Une élégance technique au service du divertissement
Fred Astaire, c’est cette silhouette longiligne, ce port altier, ce smoking impeccable et ces chaussures qui glissent avec une aisance presque surnaturelle. Il n’était pas le danseur le plus athlétique ni le plus spectaculaire de son époque, mais il a su créer un style personnel, d’une fluidité et d’une musicalité rares. Il dansait avec le rythme, jamais contre lui, et toujours au service de l’émotion — même légère — de la scène.
On pourrait croire que ses talents de danseur auraient éclipsé ses autres aptitudes, mais Fred Astaire est aussi un acteur subtil, capable d’humour, de tendresse et d’une certaine mélancolie discrète. Il chante aussi, dans un registre léger, presque parlé, qui ajoute au charme de ses performances. Il n’en faisait jamais trop — ce qui, à Hollywood, est déjà en soi une performance.
Une carrière longue, marquée par une constante réinvention
Alors que d’autres se seraient contentés de surfer sur un succès passé, Fred Astaire continue d’explorer de nouveaux territoires au fil des décennies. Il tourne avec Judy Garland dans Easter Parade (1948), avec Cyd Charisse dans The Band Wagon (1953), et avec Audrey Hepburn dans Funny Face (1957). Dans ces films, il adapte son style, s’efface parfois devant la fougue de ses partenaires, mais garde intacte sa grâce et son intelligence scénique.
Dans les années 1970, il fait même quelques apparitions plus éloignées de la comédie musicale, notamment dans le film catastrophe The Towering Inferno (1974), qui lui vaut une nomination à l’Oscar du meilleur second rôle — preuve, s’il en fallait, de l’étendue de son talent.
Un perfectionniste humble, respecté de tous
Malgré sa célébrité, Fred Astaire a toujours refusé l’étiquette de "génie". Il se voyait comme un travailleur acharné, toujours insatisfait, toujours à la recherche du mouvement juste. Il disait : « Je ne suis pas un danseur. Je suis un acteur qui danse. » — une façon d’expliquer que la performance, chez lui, était d’abord un art de raconter, pas seulement de briller.
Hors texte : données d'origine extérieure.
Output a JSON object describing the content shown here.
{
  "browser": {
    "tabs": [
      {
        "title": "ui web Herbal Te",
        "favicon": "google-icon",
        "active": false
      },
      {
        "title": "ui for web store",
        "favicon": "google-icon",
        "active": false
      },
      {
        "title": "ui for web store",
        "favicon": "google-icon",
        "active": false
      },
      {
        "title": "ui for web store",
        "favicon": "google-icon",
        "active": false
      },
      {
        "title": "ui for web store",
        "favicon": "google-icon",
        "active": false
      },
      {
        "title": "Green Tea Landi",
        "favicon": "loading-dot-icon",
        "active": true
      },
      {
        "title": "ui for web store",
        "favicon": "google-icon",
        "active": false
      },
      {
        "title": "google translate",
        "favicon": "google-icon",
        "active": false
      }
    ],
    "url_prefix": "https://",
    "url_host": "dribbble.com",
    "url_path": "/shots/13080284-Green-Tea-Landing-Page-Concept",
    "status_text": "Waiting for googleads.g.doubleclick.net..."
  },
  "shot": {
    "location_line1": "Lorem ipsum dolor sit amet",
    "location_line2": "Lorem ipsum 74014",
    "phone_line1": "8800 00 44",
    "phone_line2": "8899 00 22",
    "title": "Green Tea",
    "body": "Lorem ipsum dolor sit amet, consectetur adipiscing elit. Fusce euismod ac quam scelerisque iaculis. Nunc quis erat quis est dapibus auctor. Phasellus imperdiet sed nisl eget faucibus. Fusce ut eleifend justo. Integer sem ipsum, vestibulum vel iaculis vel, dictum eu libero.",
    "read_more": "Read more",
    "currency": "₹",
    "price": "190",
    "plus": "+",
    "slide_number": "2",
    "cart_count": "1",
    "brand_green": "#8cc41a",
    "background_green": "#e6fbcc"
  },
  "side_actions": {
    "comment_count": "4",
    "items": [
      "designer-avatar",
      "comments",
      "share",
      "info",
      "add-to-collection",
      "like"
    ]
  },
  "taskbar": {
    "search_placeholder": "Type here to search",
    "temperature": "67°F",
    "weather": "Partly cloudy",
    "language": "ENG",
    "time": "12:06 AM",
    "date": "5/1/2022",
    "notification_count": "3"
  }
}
Son influence est immense : de Gene Kelly à Michael Jackson, en passant par Mikhail Baryshnikov et Bob Fosse, tous reconnaissent en Fred Astaire une source d’inspiration majeure. Il a redéfini ce que signifiait "danser devant une caméra", et ouvert la voie à une nouvelle manière de penser la performance filmée.
Une légende toujours vivante, bien après la dernière pirouette
Lorsqu’il s’éteint en 1987, Fred Astaire laisse derrière lui une filmographie d’une élégance rare, un style inégalé, et un souvenir ému chez ceux qui ont grandi en le regardant voler à quelques centimètres du sol. Il avait demandé que personne ne tente de le représenter par des hologrammes ou autres techniques posthumes. Une volonté simple : laisser ses films parler pour lui.
Et c’est ce qu’ils continuent de faire. Car dès qu’il entre dans le cadre, que la musique commence, et que ses pieds s’animent, Fred Astaire semble suspendre le temps. Il ne dansait pas pour impressionner, il dansait parce que le monde en devenait plus léger. Et ça, personne ne l’a jamais fait comme lui.